Welcome to Stanford Kindergarten

Perhaps you’ve seen the story on the Wall Street Journal editorial page today (or in some other outlet where it is booming this morning) about Stanford University’s “Elimination of Harmful Language Initiative,” which reads like a parody of our idiotic woke university culture today. But no—Stanford employed a task force that worked for months to advocate that no one on campus use the word “American” because “This term often refers to people from the United States only, thereby insinuating that the US is the most important country in the Americas. . .”

It gets worse from there. The Journal highlights and comments aptly:

“Gangbusters” is banned because the index says it “invokes the notion of police action against ‘gangs’ in a positive light, which may have racial undertones.” Not to beat a dead horse (a phrase that the index says “normalizes violence against animals”), but you used to have to get a graduate degree in the humanities to write something that stupid.

Stanford has blocked access to the document from its website out of sheer embarrassment (not very “inclusive” of them to keep this helpful language guide out of sight), but copies were captured and are available. I’ve posted it on Scribd here. But as Stanford warns in boldface, “This website contains language that is offensive or harmful. Please engage with this website at your own pace.” Can’t believe we haven’t adopted this warning for Power Line years ago.

Question for Stanford: when can we expect the document to be made public again?
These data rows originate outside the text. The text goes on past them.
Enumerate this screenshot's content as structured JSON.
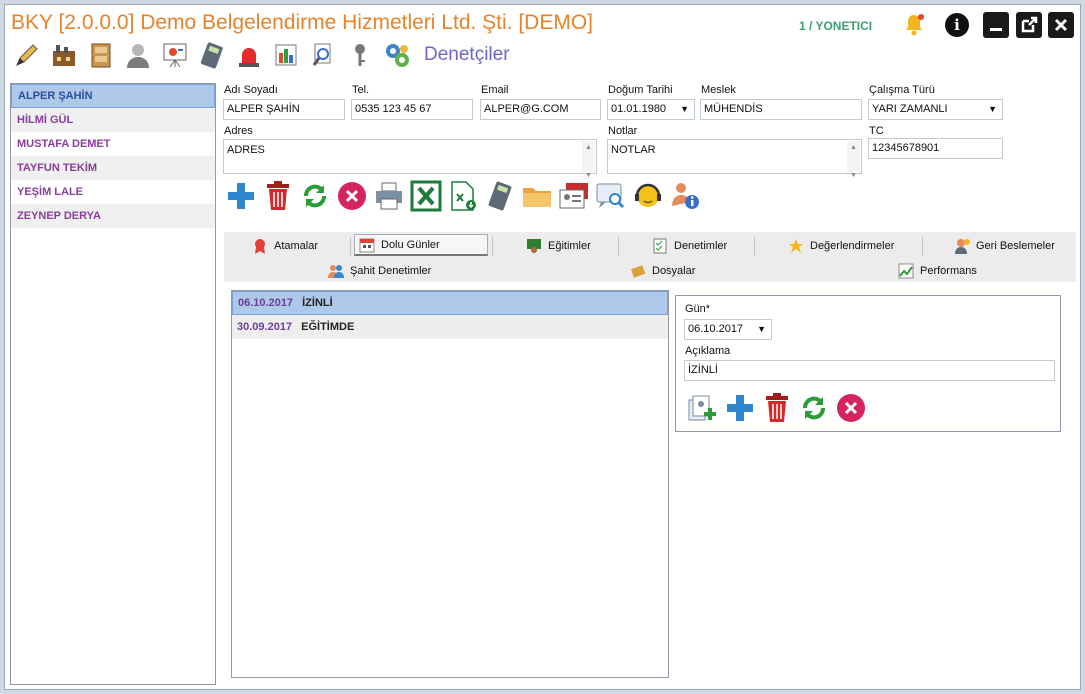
{
  "window": {
    "title": "BKY [2.0.0.0] Demo Belgelendirme Hizmetleri Ltd. Şti. [DEMO]",
    "user": "1 / YONETICI",
    "module_title": "Denetçiler"
  },
  "modules": [
    "edit-icon",
    "factory-icon",
    "cabinet-icon",
    "person-icon",
    "presentation-icon",
    "calculator-icon",
    "alarm-light-icon",
    "chart-icon",
    "search-doc-icon",
    "key-icon",
    "gears-icon"
  ],
  "auditors": [
    {
      "name": "ALPER ŞAHİN"
    },
    {
      "name": "HİLMİ GÜL"
    },
    {
      "name": "MUSTAFA DEMET"
    },
    {
      "name": "TAYFUN TEKİM"
    },
    {
      "name": "YEŞİM LALE"
    },
    {
      "name": "ZEYNEP DERYA"
    }
  ],
  "form": {
    "name": {
      "label": "Adı Soyadı",
      "value": "ALPER ŞAHİN"
    },
    "phone": {
      "label": "Tel.",
      "value": "0535 123 45 67"
    },
    "email": {
      "label": "Email",
      "value": "ALPER@G.COM"
    },
    "birth": {
      "label": "Doğum Tarihi",
      "value": "01.01.1980"
    },
    "job": {
      "label": "Meslek",
      "value": "MÜHENDİS"
    },
    "worktype": {
      "label": "Çalışma Türü",
      "value": "YARI ZAMANLI"
    },
    "address": {
      "label": "Adres",
      "value": "ADRES"
    },
    "notes": {
      "label": "Notlar",
      "value": "NOTLAR"
    },
    "tc": {
      "label": "TC",
      "value": "12345678901"
    }
  },
  "tabs": {
    "row1": [
      {
        "label": "Atamalar"
      },
      {
        "label": "Dolu Günler"
      },
      {
        "label": "Eğitimler"
      },
      {
        "label": "Denetimler"
      },
      {
        "label": "Değerlendirmeler"
      },
      {
        "label": "Geri Beslemeler"
      }
    ],
    "row2": [
      {
        "label": "Şahit Denetimler"
      },
      {
        "label": "Dosyalar"
      },
      {
        "label": "Performans"
      }
    ]
  },
  "days": [
    {
      "date": "06.10.2017",
      "desc": "İZİNLİ"
    },
    {
      "date": "30.09.2017",
      "desc": "EĞİTİMDE"
    }
  ],
  "detail": {
    "day_label": "Gün*",
    "day_value": "06.10.2017",
    "desc_label": "Açıklama",
    "desc_value": "İZİNLİ"
  },
  "colors": {
    "title": "#e8822a",
    "user": "#3d9e6f",
    "module_title": "#6a67c9",
    "list_text": "#8a3d9c",
    "selected_bg": "#aec8ea"
  }
}
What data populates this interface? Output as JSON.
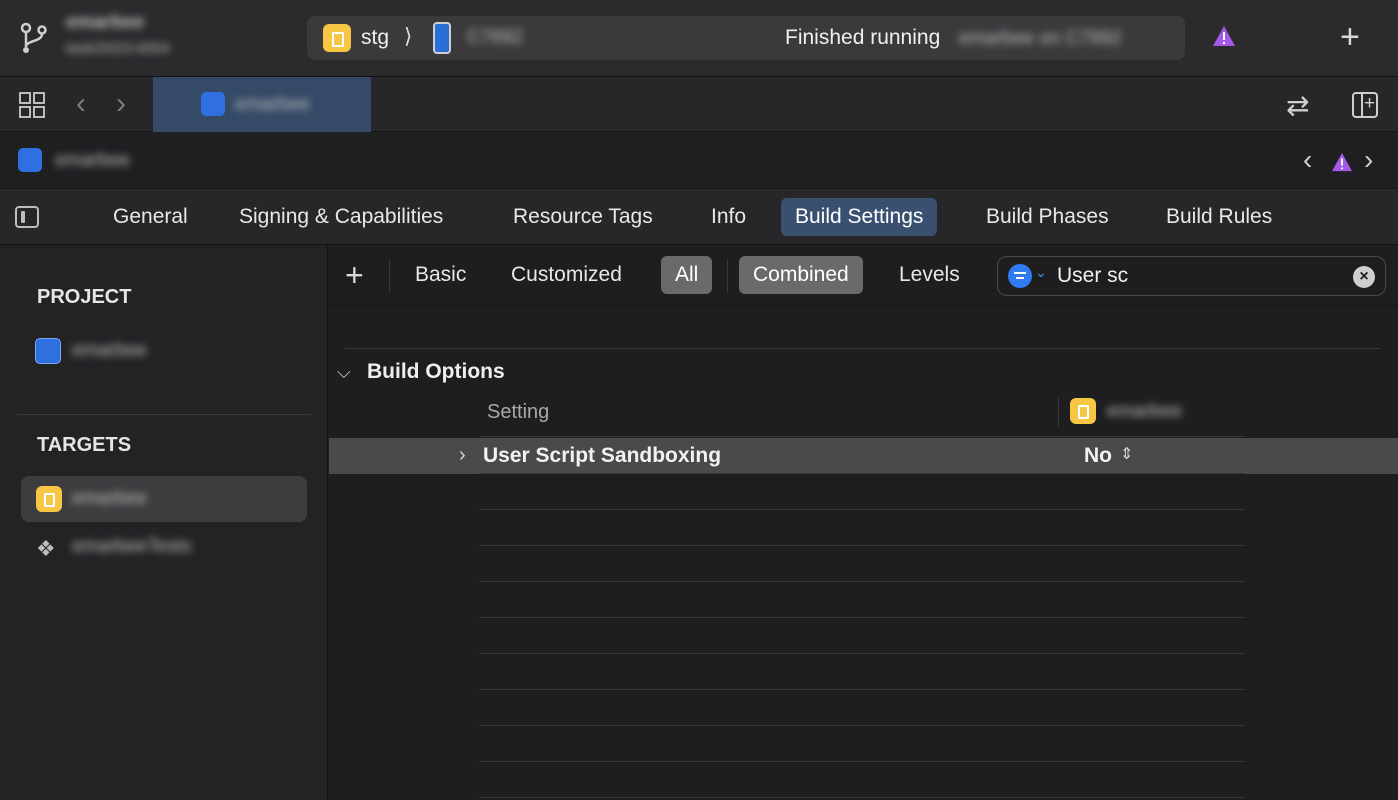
{
  "titlebar": {
    "project_name": "emarbee",
    "branch": "task/2023-0004",
    "scheme": "stg",
    "scheme_chevron": "⟩",
    "device": "C7892",
    "status": "Finished running",
    "status_target": "emarbee on C7892",
    "warning_icon": "warning-triangle-icon",
    "add_icon": "plus-icon"
  },
  "tabbar": {
    "active_tab": "emarbee"
  },
  "jumpbar": {
    "label": "emarbee"
  },
  "editor_tabs": {
    "general": "General",
    "signing": "Signing & Capabilities",
    "resource_tags": "Resource Tags",
    "info": "Info",
    "build_settings": "Build Settings",
    "build_phases": "Build Phases",
    "build_rules": "Build Rules"
  },
  "sidebar": {
    "project_header": "PROJECT",
    "project_item": "emarbee",
    "targets_header": "TARGETS",
    "targets": [
      "emarbee",
      "emarbeeTests"
    ]
  },
  "filterbar": {
    "basic": "Basic",
    "customized": "Customized",
    "all": "All",
    "combined": "Combined",
    "levels": "Levels",
    "search_value": "User sc"
  },
  "settings": {
    "group_title": "Build Options",
    "col_setting": "Setting",
    "col_target": "emarbee",
    "row_name": "User Script Sandboxing",
    "row_value": "No"
  },
  "colors": {
    "accent": "#3a5070",
    "warning": "#a259e6",
    "app_icon": "#f7c744",
    "project_icon": "#2f6fe0"
  }
}
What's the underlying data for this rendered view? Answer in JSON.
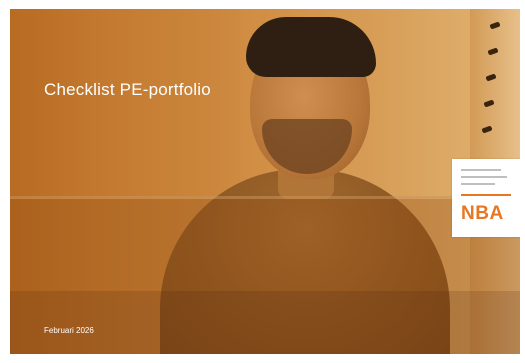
{
  "document": {
    "title": "Checklist PE-portfolio",
    "date": "Februari 2026",
    "logo_text": "NBA"
  },
  "colors": {
    "accent": "#e87722",
    "tint": "#c87c2d"
  }
}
If the answer is that it won’t be, the next question is when they are going to stop the stupid process that led to this?

As spectacularly stupid as this story is, the Journal arguably buried the lede, which is this sentence appearing near the end: “For 16,937 students, Stanford lists 2,288 faculty and 15,750 administrative staff.” [Emphasis added.] Stanford would improve immeasurably if they fired half their administrative staff randomly.

P.S. Yes—we’re going to make it our mission in this week’s podcast to use as many of the terms on Stanford’s list as possible.